In between steps three and four the ALJ must determine the claimant’s residual functional capacity (RFC), which is the most the claimant can do despite her impairments. 20 C.F.R. § 416.945(a). In making the RFC finding, the ALJ must consider all of the

claimant’s impairments, including impairments that are not severe. 20 C.F.R. § 416.945(a)(2). In other words, “[t]he RFC assessment is a function-by-function assessment based upon all of the relevant evidence of an individual's ability to do work- related activities.” SSR 96-8p. The ALJ concluded that Wallace has the RFC

to perform light work as defined in 20 CFR 416.967(b), subject to no ladders, ropes or scaffolds, no unprotected heights, heavy equipment, operating machinery or hazards. She is able to stand and walk for one hour at a time, four out eight [sic] cumulatively. She is able to sit six hours cumulatively. She is able to understand, remember and apply simple information. She is able to adjust to routine changes in process and priority, but she needs rote work of limited variability and which requires end of day performance expectations, not hourly performance expectations. She is able to tolerate the proximity of others, but she should avoid public contact, team coordination, or more than occasional interaction with co-workers and supervisors. She is able to work five days a week, eight hours a day at a consistent pace with only normal breaks.

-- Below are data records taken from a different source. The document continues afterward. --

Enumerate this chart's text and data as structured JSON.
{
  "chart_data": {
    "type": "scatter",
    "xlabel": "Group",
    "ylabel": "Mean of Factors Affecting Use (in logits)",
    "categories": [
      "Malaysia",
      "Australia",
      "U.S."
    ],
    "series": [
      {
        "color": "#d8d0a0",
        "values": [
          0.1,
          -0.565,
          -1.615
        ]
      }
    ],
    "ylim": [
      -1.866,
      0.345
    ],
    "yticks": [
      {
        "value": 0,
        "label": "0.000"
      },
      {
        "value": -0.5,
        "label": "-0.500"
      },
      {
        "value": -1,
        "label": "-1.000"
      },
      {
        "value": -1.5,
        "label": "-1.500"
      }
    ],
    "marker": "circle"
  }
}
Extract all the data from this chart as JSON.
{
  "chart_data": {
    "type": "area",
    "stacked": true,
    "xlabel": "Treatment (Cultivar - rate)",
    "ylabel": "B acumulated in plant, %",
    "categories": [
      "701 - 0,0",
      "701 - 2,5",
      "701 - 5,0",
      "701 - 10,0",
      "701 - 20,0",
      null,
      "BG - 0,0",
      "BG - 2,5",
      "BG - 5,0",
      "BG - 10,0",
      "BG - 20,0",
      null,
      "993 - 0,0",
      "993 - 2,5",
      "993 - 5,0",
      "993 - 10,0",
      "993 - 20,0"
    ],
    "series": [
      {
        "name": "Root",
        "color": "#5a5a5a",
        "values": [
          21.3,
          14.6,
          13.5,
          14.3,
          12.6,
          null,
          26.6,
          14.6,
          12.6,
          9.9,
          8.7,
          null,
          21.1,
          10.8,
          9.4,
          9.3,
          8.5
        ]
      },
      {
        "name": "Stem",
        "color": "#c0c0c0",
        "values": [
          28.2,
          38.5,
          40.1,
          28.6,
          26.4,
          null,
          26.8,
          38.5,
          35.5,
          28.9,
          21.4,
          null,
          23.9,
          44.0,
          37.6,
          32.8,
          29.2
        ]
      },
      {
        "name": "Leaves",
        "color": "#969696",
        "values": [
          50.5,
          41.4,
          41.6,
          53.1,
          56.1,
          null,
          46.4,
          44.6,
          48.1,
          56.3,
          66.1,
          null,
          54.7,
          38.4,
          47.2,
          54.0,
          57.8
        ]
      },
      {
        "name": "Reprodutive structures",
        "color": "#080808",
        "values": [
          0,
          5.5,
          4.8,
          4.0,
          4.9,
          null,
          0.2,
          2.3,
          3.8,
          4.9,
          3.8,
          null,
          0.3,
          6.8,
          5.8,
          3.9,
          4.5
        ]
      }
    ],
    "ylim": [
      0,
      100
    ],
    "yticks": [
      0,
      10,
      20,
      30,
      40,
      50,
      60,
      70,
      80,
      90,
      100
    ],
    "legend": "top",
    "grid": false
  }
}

(Tr. 18.) After determining the claimant’s RFC, the ALJ at step four must determine whether the claimant has the RFC to perform the requirements of any past relevant work.

20 C.F.R. § 416.920(a)(4)(iv), 416.960. The ALJ concluded that Wallace had no past relevant work. (Tr. 24.) The last step of the sequential evaluation process requires the ALJ to determine

whether the claimant is able to do any other work, considering her RFC, age, education, and work experience. 20 C.F.R. § 416.920(a)(4)(v), 416.960(c). At this step, the ALJ concluded that “there are jobs that exist in significant numbers in the national economy

that the claimant can perform.” (Tr. 25.) Specifically, the vocational expert identified representative jobs of “inspector/hand packager (DOT# 559.687-074)” “cleaner/polisher (DOT# 709.687-010),” “and mail clerk (DOT# 209.687-026).” (Tr. 25.) Therefore, Wallace was not disabled. (Tr. 26.)

3. Standard of Review The court’s role in reviewing an ALJ’s decision is limited. It must “uphold an ALJ’s final decision if the correct legal standards were applied and supported with substantial

evidence.” L.D.R. by Wagner v. Berryhill, 920 F.3d 1146, 1152 (7th Cir. 2019) (citing 42 U.S.C. § 405(g)); Jelinek v. Astrue, 662 F.3d 805, 811 (7th Cir. 2011). “Substantial evidence is ‘such relevant evidence as a reasonable mind might accept as adequate to support a conclusion.’” Summers v. Berryhill, 864 F.3d 523, 526 (7th Cir. 2017) (quoting Castile v.

Astrue, 617 F.3d 923, 926 (7th Cir. 2010)).